De Oostvaardersdijk is gemaaid, maar de rottende resten van smeerwortel zijn nog goed herkenbaar. Het bloeiseizoen zit er voor deze soort al eventjes op, de plant heeft zijn zaad kunnen verspreiden en trekt zich terug in zijn wortel. Veel is er na het maaien niet van de plant overgebleven, het is vooral een klein wit paddenstoeltje die de identiteit van de plant prijsgeeft.
Rond de voet van de rottende bladeren is het helderwit van Hemimycena candida opvallend, ondanks het feit dat het paddenstoeltje zo klein is. In het Nederlands heet het smeerwortelmycena. Logisch, omdat we het zwammetje alleen op smeerwortels zien. Kennelijk is het rottende materiaal zo specifiek in samenstelling dat er geen andere paddenstoel op kan leven en ook zo specifiek dat we de paddenstoel nergens anders aantreffen. Bovendien zien we hem niet op alle smeerwortels terug. Smeerwortels die de wortels in klei hebben zijn duidelijk favoriet, op veengrond komt de plant wel voor maar wordt de schimmel nauwelijks gezien.

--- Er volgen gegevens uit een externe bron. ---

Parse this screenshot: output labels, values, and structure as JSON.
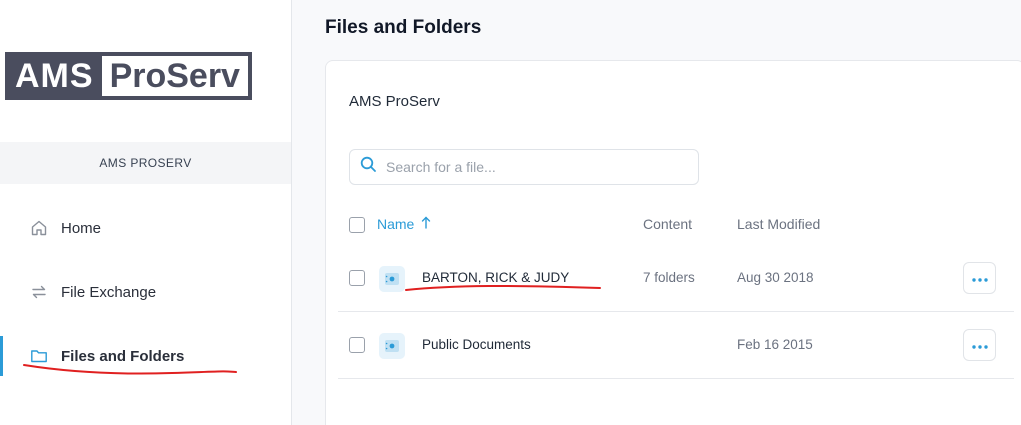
{
  "sidebar": {
    "logo": {
      "left": "AMS",
      "right": "ProServ"
    },
    "org_name": "AMS PROSERV",
    "items": [
      {
        "label": "Home",
        "icon": "home-icon"
      },
      {
        "label": "File Exchange",
        "icon": "exchange-icon"
      },
      {
        "label": "Files and Folders",
        "icon": "folder-icon",
        "active": true
      }
    ]
  },
  "main": {
    "page_title": "Files and Folders",
    "card_title": "AMS ProServ",
    "search": {
      "placeholder": "Search for a file..."
    },
    "columns": {
      "name": "Name",
      "content": "Content",
      "modified": "Last Modified"
    },
    "rows": [
      {
        "name": "BARTON, RICK & JUDY",
        "content": "7 folders",
        "modified": "Aug 30 2018"
      },
      {
        "name": "Public Documents",
        "content": "",
        "modified": "Feb 16 2015"
      }
    ]
  },
  "colors": {
    "accent": "#2b9bd7",
    "logo_dark": "#4a4d5e",
    "annotation": "#e02020"
  }
}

De smeerwortelmycena wordt vooral op afgemaaide smeerwortels gezien, precies zoals op de Oostvaardersdijk. Het fragiele kleine paddenstoeltje is doorgaans maar enkele dagen tot twee weken te zien. Voeg dat alles aan het feit dat de herfst ook nog eens redelijk warm en nat moet zijn, en het wordt wel duidelijk dat het maar zelden gezien wordt.
Schimmels worden vaak als schadelijk gezien, heeft de smeerwortel dan geen last van de mycena? Op de Oostvaardersdijk zijn zowel waardplant als schimmel algemeen. Het zou een erg slechte strategie zijn als de schimmel volledig afhankelijk is van die ene plantensoort en vervolgens dezelfde plant te gronde zou richten. We zien hier dus geen parasiet aan het werk, het is een vreedzame samenleving.